ARC is particularly difficult for large language models because the task involves identifying the rules by which abstract graphical patterns change based on two examples, and then correctly applying these rules to a third pattern. However, o3 has only tackled a portion of the ARC puzzles so far. This effort consumed considerable computational resources, incurring high costs—”thousands of US dollars” per task, according to the prize initiators. OpenAI has not yet released prices for o3 or announced a general market launch date. Speculation online suggests that a subscription to the new model might cost not just $200 per month, as is the case with o1, but rather $2,000 or more.
Is o3 truly worth this price? How the AI model o3 functions is still a matter of speculation, as OpenAI has not disclosed details about its workings. It is clear, however, that it is not simply a larger model. Proponents of the “scaling hypothesis,” primarily OpenAI, have long believed that larger AI models trained with more data would become increasingly powerful. However, scaling now seems to be reaching its limits. U.S. media, citing anonymous sources at OpenAI, report that the performance leap in the next model generation—GPT5 and beyond—will be smaller. A lack of sufficient, high-quality training data is cited as one reason.
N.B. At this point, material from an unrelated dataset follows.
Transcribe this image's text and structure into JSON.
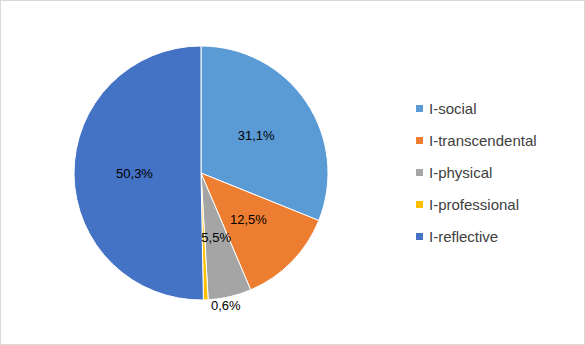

The AI industry responded with a strategy known as “test-time compute.” This strategy addresses a central weakness of large language models: they calculate the next token that matches the input, append the output to the prompt, and repeat the process. This works for texts but not for complex problems where the AI needs to explore possible solutions step-by-step and restart if it hits a dead end. Models like o3 or Gemini 2 first calculate partial solutions, internally verify their quality, and then proceed to the next step. When given a programming task, for instance, the model could break it down into subproblems, generate code for the first subproblem, and check its functionality before moving on. To find the optimal solution, the models explore numerous solution paths and select the best one.
Subbarao Kambhampati from Arizona State University explains in a post how this might work: the language model generates a large number of “chains of thought” to solve a given problem step-by-step. The output of one sub-step is used as input for the next, allowing the model to progress incrementally and explore various solutions in parallel. In a special training process, solutions marked as correct by humans are given higher weight. This training, likely involving synthetic data, is repeated billions of times.
In operation, the model generates solution paths that should most likely lead to a solution according to its training. It then presumably selects the shortest one and presents it to the user. This would explain why these specific models are expensive both in training and operation: a query is internally transformed into thousands of slightly different sub-queries, which users never see. According to OpenAI, o3 can automatically adjust computational effort based on task complexity.
Despite the costs, there is no guarantee that the solution is correct. The model still risks hallucinating without a true logical or mathematical verification of the solution. Thus, while promising, these models are not yet entirely reliable.